Allergies: Information about any known allergies the patient has, including reactions and severity.
Immunizations: A record of all vaccinations the patient has received, including dates and types of vaccines.
Laboratory results: Results from any laboratory tests, such as blood tests, urine tests, and imaging studies.
Vital signs: Measurements of the patient's vital signs, such as blood pressure, heart rate, respiratory rate, and temperature.
Problem list: A list of the patient's current and past medical problems, including diagnoses and dates.
Clinical notes: Notes from healthcare providers detailing the patient's symptoms, physical examination findings, assessment, and treatment plan.

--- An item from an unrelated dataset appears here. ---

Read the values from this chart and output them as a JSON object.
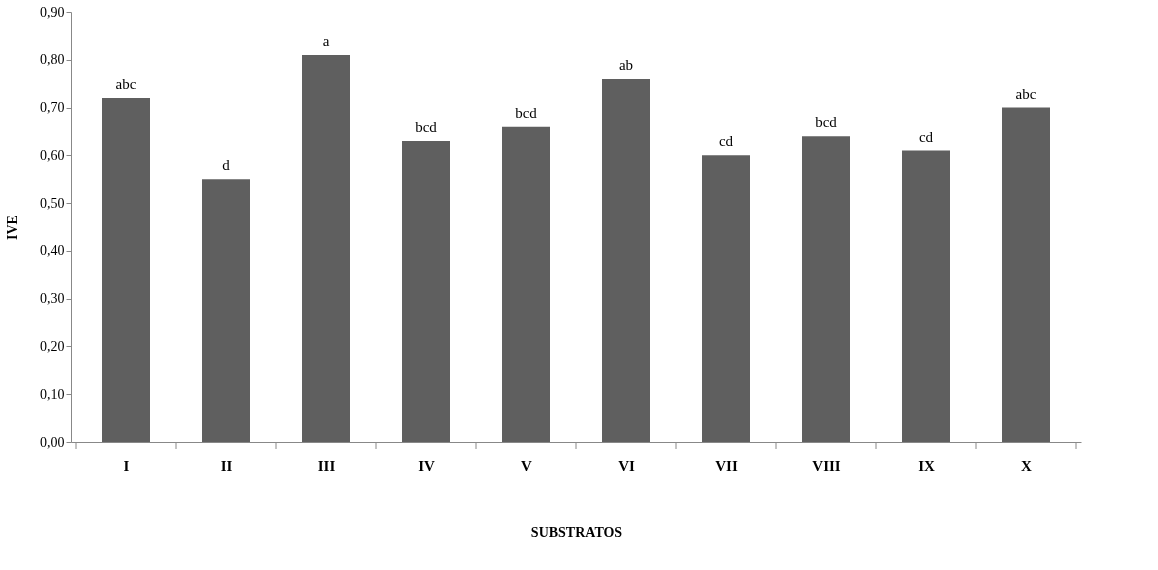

Care plans: Documentation of the patient's individualized care plan, including goals, interventions, and progress.
Social history: Information about the patient's lifestyle, such as smoking status, alcohol use, exercise habits, and occupation.
Family history: A record of the patient's family medical history, including any genetic predispositions to certain conditions.
Insurance information: Details about the patient's health insurance coverage, including policy numbers and contact information for the insurance company.
Advance directives: Documentation of the patient's preferences for end-of-life care, such as living wills and durable power of attorney for healthcare decisions.
Consent forms: Records of the patient's informed consent for various treatments and procedures.
Appointment history: A record of the patient's past and upcoming appointments with healthcare providers.
Billing information: Details about the patient's financial responsibility for services rendered, including copayments, deductibles, and outstanding balances.
Referrals and authorizations: Documentation of any referrals to specialists or authorizations for specific treatments or procedures.
Patient communication: Records of any communication between the patient and healthcare providers, such as phone calls, emails, and secure messaging.
Patient education materials: Information provided to the patient about their condition, treatment options, and self-care strategies.